01 Dec 2021

Louth must take a spin on the bus for meeting with Tyrone

Tyrone's Sean Kavanagh and Louth's Mick Fanning in action in 2008
There won’t, after all, be any need to yet again bring into question Drogheda Gaelic Grounds’ suitability as a venue for Championship football – at least not for the time being.

There won’t, after all, be any need to yet again bring into question Drogheda Gaelic Grounds’ suitability as a venue for Championship football – at least not for the time being.

Although first out of the hat when the draw for the All-Ireland qualifiers was made the day after last Sunday week’s Leinster rout by Kildare, Louth must take to the road for the meeting with Tyrone the weekend after next.

This will be the Wee County’s 24th outing in the 2001-introduced qualifiers. Three of those were against Tyrone, the first of them, in 2006, producing an exceptional game in Navan, arguably one on the finest a Louth team has been involved in since the turn into this century.

The Red Hands were defending All-Ireland champions, but on an evening when Paddy Keenan and Sean Kavanagh went head-to-head in a memorable midfield set-to, Keenan giving as good as he got, maybe even coming out on top, the Eamonn McEneaney-coached Louth were exceptional and more than a little unlucky to miss out. Eoin Mulligan’s very late extra-time point gave Tyrone a second chance, which they took on the following Saturday, winning the replay in Omagh by five points, 1-12 to 1-7.

There was more in it when the sides met two years later, in Drogheda, the visitors winning by 1-18 to 1-10 before going on to win the All-Ireland for the third time.

Louth’s record in the qualifiers reads: won nine, drew one, lost 13. Three campaigns have run to three matches, including the first one. A win over Tipperary in 2001 was followed by a defeat of Offaly in Navan; but next time out, the game also taking place at Pairc Tailteann, Westmeath proved too good, winning by a goal.

Forward to 2005, and after the defeat of Waterford, Roscommon were accounted for. Next up was Monaghan, at Clones, and in a game that went mostly the home team’s way until Louth rallied, just one point divided the sides at the finish.

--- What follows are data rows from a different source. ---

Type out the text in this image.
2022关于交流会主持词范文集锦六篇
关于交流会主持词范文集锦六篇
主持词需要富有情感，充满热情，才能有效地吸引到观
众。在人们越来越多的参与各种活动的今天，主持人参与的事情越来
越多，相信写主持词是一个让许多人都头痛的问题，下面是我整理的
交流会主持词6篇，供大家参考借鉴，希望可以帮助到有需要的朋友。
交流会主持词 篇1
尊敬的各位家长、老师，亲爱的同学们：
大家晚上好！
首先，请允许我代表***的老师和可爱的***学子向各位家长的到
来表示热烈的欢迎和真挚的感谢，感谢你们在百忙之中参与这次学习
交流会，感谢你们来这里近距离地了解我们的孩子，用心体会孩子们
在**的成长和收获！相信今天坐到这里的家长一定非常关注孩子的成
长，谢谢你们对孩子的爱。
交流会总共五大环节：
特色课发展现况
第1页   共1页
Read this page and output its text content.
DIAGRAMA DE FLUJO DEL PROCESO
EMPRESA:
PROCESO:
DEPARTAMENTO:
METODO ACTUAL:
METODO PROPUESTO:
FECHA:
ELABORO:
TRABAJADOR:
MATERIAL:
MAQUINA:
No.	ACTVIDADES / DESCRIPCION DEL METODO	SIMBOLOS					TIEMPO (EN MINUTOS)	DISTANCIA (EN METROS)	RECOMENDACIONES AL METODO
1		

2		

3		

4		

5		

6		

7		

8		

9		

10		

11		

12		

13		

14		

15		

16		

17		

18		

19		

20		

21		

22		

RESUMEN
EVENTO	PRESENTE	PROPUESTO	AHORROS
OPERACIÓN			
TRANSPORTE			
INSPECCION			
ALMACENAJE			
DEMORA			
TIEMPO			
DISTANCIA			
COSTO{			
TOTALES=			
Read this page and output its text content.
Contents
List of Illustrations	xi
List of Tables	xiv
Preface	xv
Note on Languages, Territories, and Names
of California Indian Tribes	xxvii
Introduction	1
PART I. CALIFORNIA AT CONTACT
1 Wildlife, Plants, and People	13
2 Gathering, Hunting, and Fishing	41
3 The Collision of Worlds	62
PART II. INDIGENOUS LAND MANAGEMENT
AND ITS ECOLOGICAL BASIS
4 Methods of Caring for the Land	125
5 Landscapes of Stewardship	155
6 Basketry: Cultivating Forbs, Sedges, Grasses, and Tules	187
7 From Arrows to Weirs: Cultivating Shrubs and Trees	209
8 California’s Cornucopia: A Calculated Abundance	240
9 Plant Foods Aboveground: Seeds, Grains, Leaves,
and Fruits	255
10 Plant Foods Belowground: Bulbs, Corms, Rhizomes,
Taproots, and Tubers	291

Val Andrews was in charge of the team then. His successor, Eamonn McEneaney, having seen his side go so close to dumping the All-Ireland champions out of the competition the previous year, was calling the shots for the 2007 qualifiers which began with a hard-earned away win over Limerick. Kildare, in Newbridge, were next up, and with Paddy Keenan bagging a clinching goal late on, Louth won by 1-16 to 1-10.

It was then down to Portlaoise for a meeting with Cork, and again Louth left Leinster form behind, staying in the game to the very end before coming out on the wrong side of a 0-16 to 0-14 scoreline. Cork went on to contest the All-Ireland final, in which they were beaten by the team that had earlier in the season ended their Munster Championship hopes, arch-rivals Kerry.

Louth’s overall record at this stage of the competition may not be good, but there have been some notable performances. It is probably asking for too much for another the weekend after next, but we’ll do it anyway.